Every day, in funeral homes, new widows are born,
new orphans. They sit with their hands folded,
trying to decide about this new life.
Then they're in the cemetery, some of them
for the first time. They're frightened of crying,
sometimes of not crying. Someone leans over,
tells them what to do next, which might mean
saying a few words, sometimes
throwing dirt in the open grave.
And after that, everyone goes back to the house,
which is suddenly full of visitors.
The widow sits on the couch, very stately,
so people line up to approach her,
sometimes take her hand, sometimes embrace her.
She finds something to say to everybody,
thanks them, thanks them for coming.
In her heart, she wants them to go away.
She wants to be back in the cemetery,
back in the sickroom, the hospital. She knows
it isn't possible. But it's her only hope,
the wish to move backward. And just a little,
not so far as the marriage, the first kiss.

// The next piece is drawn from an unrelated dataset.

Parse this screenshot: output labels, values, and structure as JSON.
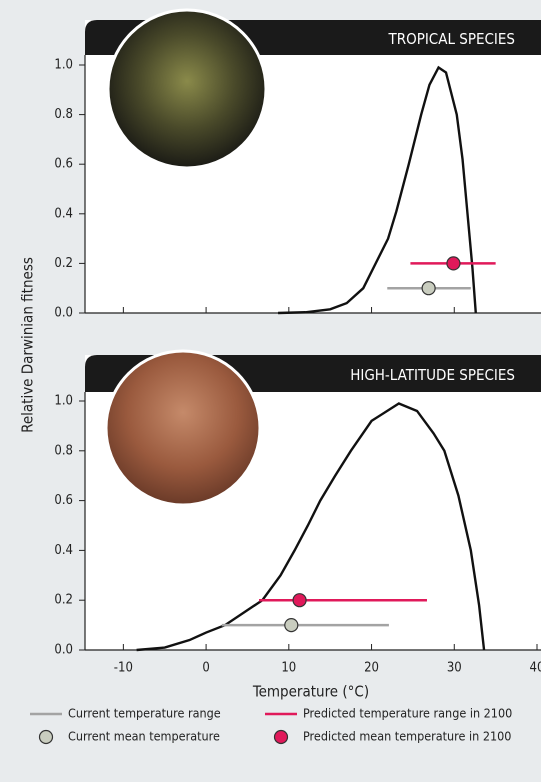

What beautiful yet sad ending. Gluck has started this poem with a heavy drop of sadness and has managed, very gently, to give it a dose of life, a taste of being; she makes you feel and believe that there's sadness everywhere, that life is sadness. And eventhough such meaning, or such declaration is deemed "negative" or "bad", is it really? What makes sadness, and its acceptance bad for life? What is wrong with loneliness when it is also just a human emotion, what's wrong about wanting to be sad?
Everything here is true. Yes, it is about loss, but what astonishes me about her poem is the way she makes you feel how the honesty in her words. Gluck, you make me sad. You have a hold on me that is very special; a feeling so remote yet so alive. Even if its sadness, I will take its beauty and hold it near me, even for just tonight.